Creating an RSS feed from HTML in python
Copy and paste into your RSS reader, or click this, to add the blog: https://ljmartin.github.io/blog/feed.xml
As (some) people (like me) use Twitter less, I wanted a better way to share blog entries. Recently I've been following blogs on a free, open-source RSS reader called NetNewsWire, so it made sense to start an RSS feed, too.
This blog is built using emacs: I copy an html file and edit the fields for each entry. That means there's no associated RSS feed. A million tools purport to automate this but none worked for me, until I found this helpful post. It uses a 9 year old python script that's been maintained this whole time, and was originally inspired by a script from compchemist Andrew Dalke in 2003!
So here's what this looks like.
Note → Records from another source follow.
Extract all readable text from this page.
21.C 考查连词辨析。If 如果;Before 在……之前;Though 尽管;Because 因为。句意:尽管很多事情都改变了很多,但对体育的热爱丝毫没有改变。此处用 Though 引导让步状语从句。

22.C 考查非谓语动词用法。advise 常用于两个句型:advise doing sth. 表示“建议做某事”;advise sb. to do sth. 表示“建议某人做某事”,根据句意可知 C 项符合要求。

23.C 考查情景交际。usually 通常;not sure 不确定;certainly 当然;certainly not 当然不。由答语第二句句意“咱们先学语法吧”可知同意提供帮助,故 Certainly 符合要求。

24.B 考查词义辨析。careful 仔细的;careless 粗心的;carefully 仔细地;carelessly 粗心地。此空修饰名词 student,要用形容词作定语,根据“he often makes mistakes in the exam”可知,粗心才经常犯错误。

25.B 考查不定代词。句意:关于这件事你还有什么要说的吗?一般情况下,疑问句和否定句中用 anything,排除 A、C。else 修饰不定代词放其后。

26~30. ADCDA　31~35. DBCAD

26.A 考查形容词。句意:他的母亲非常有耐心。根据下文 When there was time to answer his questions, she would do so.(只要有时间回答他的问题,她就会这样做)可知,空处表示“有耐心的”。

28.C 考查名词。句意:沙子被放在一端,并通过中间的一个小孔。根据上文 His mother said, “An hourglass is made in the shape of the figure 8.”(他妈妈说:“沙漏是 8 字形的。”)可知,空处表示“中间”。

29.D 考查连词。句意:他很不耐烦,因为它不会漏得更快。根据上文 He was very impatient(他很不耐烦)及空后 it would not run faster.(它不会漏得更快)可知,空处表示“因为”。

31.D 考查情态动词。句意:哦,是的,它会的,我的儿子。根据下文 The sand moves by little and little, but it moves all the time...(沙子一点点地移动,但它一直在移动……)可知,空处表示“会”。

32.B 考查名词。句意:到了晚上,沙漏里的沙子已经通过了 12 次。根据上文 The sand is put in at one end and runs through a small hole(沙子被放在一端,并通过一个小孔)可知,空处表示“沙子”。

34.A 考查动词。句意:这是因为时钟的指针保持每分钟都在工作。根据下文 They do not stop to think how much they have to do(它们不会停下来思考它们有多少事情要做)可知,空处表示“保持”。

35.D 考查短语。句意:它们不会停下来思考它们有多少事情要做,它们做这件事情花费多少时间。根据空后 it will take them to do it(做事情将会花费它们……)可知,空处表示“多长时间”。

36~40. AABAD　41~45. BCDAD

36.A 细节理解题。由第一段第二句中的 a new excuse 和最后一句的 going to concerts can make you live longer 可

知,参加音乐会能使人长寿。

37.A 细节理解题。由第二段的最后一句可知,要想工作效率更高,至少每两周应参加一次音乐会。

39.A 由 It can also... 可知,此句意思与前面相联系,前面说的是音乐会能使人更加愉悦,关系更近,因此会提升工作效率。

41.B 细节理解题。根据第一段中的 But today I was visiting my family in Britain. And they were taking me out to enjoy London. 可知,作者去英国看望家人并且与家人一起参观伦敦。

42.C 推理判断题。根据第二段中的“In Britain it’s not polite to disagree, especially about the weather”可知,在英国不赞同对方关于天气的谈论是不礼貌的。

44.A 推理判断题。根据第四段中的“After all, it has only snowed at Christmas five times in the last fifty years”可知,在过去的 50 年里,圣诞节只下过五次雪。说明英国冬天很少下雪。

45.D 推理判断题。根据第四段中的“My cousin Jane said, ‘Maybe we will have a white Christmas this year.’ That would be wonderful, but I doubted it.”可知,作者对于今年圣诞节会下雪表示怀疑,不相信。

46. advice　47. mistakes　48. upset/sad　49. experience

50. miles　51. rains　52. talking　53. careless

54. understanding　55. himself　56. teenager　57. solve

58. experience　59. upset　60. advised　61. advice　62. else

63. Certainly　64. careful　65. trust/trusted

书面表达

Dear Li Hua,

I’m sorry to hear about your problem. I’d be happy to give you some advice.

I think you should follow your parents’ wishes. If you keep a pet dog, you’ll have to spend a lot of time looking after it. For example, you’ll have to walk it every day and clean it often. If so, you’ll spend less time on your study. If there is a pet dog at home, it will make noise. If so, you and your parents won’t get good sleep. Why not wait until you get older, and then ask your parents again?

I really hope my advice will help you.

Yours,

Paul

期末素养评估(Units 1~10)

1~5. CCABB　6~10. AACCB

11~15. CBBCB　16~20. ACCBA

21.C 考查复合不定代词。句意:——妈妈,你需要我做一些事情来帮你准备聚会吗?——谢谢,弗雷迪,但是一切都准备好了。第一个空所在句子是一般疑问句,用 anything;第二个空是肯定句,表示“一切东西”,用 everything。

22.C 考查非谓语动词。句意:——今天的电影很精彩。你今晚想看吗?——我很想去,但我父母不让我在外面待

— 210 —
Hopefully it's useful for someone else too:
from bs4 import BeautifulSoup # HTML parser
from rfeed import * # RSS generator
from datetime import datetime
import os
import re
# Get all the HTML files in the blog section
dirname = '/Users/ljmartin/Documents/GitHub/ljmartin.github.io/blog/'
htmls = [x for x in os.listdir("dirname") if x.endswith('.html')]
htmls.sort(reverse=True) # sort newest to oldest
#add each blog item:
items = []
for f in htmls:
#make sure the file has the pattern '15_rss.html'
if not re.search('[0-9][0-9]_*', f):
continue
print(f)
with open('/Users/ljmartin/Documents/GitHub/ljmartin.github.io/blog/'+f) as of:
soup = BeautifulSoup(of, 'html.parser')
txt = soup.find_all('main')[0]
t = soup.find('meta', attrs={"itemprop": "datePublished"})
date = t['content']
items.append(
Item(
author = 'Lewis J. Martin',
pubDate = datetime.strptime(date, '%Y-%m-%d'),
description = txt
))
#wrap it into a 'feed'
feed = Feed(
title = 'LJM CompMedChem',
link = "https://ljmartin.github.io/",
items = items,
description = 'Sideprojects and code snippets for compchemistry'
)
#and write:
rss = feed.rss().replace("–", "--") # replace hyphens with readable char
# write RSS feed to feed.xml
with open("feed.xml", "w") as file:
file.write(rss)